Era algo que Jim recordaba bien, y sabía que tampoco April Jo. había olvidado.

Una vez más, su instinto fugitivo lo empujó a mirar hacia otro lado. A su izquierda desfilaban seguras de sí las luces del Mall, el nuevo centro comercial recién construido. El pasado y el presente jugaban al ajedrez y utilizaban como peones a los ocupantes de ese coche. Los dos habían sido algo, en otra época. Pero como sucede a menudo en las vivencias humanas, habían significado el uno para el otro lo suficiente para transformarlos ahora en dos desconocidos.

Fue April quien rompió el silencio. Habló sin mirarlo.

– Ni siquiera en la penumbra consiguen ser del mismo color.

– ¿Qué?

– Tus ojos. Es raro que una anomalía tan evidente pueda resultar tan fascinante. Las mujeres de Nueva York deben de estar locas por ti.

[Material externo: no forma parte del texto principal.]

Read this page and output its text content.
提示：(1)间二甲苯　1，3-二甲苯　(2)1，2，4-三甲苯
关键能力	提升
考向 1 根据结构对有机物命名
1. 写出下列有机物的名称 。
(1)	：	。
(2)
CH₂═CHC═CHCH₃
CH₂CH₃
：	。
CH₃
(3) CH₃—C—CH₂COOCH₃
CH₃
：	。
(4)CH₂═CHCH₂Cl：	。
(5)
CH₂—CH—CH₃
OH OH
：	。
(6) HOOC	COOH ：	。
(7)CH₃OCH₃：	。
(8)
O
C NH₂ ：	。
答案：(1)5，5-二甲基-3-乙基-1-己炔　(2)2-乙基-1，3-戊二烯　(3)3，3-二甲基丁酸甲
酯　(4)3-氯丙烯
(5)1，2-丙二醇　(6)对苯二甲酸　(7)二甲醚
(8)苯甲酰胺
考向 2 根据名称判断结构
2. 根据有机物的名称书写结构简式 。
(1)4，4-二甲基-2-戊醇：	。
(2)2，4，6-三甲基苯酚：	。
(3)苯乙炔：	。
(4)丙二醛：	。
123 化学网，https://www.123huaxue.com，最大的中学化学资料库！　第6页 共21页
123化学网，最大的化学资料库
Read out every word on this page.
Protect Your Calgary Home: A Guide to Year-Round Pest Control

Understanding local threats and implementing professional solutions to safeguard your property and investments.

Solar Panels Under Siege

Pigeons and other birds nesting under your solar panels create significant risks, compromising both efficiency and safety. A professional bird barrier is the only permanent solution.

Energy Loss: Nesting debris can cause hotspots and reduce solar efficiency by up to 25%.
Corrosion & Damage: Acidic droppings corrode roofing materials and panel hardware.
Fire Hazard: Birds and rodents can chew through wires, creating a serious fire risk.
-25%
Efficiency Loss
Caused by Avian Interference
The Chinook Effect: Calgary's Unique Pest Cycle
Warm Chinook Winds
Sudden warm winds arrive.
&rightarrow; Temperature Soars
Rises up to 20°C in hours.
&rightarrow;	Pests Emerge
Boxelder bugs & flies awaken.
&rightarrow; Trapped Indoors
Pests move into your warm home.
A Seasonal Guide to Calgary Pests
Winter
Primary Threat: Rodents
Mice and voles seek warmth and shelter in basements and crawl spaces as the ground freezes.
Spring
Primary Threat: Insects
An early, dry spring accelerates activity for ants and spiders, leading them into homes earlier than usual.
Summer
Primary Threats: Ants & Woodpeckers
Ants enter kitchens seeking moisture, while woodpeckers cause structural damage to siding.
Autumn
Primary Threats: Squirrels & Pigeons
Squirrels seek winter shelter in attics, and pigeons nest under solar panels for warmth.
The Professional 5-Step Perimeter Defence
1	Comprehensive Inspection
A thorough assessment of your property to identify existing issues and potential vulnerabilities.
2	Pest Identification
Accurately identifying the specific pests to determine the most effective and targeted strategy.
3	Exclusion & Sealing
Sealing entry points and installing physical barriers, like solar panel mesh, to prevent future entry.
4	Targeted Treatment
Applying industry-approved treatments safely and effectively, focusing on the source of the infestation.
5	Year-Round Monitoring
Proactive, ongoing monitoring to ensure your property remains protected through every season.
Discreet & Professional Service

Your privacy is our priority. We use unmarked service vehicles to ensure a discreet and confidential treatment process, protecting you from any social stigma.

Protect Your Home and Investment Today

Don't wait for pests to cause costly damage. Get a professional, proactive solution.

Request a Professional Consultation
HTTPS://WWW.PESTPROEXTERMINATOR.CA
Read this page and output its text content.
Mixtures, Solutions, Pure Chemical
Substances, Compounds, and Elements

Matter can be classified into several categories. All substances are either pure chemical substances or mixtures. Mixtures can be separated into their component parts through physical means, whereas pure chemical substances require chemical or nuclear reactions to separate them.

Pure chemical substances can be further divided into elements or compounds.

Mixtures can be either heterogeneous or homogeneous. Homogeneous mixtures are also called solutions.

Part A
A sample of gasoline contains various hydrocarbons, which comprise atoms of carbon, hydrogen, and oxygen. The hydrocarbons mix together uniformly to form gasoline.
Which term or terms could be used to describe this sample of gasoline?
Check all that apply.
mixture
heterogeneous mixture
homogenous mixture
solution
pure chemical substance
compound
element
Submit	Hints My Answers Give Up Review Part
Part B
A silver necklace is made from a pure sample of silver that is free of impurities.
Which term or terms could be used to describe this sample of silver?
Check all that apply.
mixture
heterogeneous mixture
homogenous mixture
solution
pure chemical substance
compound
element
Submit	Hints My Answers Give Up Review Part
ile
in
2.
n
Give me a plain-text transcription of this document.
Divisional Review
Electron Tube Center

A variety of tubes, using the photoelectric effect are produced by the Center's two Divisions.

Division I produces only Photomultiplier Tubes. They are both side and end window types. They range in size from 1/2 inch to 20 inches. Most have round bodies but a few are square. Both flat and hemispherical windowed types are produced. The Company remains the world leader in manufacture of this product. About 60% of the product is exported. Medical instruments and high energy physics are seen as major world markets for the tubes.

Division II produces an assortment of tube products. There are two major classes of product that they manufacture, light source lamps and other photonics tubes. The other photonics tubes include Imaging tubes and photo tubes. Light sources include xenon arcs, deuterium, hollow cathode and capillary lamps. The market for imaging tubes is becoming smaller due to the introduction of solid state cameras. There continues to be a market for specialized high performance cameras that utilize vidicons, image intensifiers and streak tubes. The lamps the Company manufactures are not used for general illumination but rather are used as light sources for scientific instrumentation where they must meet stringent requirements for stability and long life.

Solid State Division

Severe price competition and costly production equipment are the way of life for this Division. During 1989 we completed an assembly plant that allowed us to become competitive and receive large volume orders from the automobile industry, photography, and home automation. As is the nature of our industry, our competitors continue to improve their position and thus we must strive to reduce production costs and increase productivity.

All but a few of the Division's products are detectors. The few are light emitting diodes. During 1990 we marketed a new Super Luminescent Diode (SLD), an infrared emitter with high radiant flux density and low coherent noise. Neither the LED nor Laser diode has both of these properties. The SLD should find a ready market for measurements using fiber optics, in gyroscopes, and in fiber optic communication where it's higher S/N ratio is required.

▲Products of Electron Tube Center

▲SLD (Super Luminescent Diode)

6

No era una pregunta, sino una afirmación. Y por el tono de voz, Jim se dio cuenta de que en sus palabras no había el menor matiz de seducción, ni siquiera un ligero despecho de mujer herida. Contenían algo muy distinto, la declaración indiferente de una total ausencia de aprecio.

Un rato antes, al llegar a la casa de Caleb, no le sorprendió en absoluto encontrarlo allí. Jim ignoraba hasta qué punto su regreso a Flagstaff podía considerarse una noticia. Pero si lo era, la reacción de April a su presencia daba a entender que para ella significaba que era una noticia vieja o carente de toda importancia.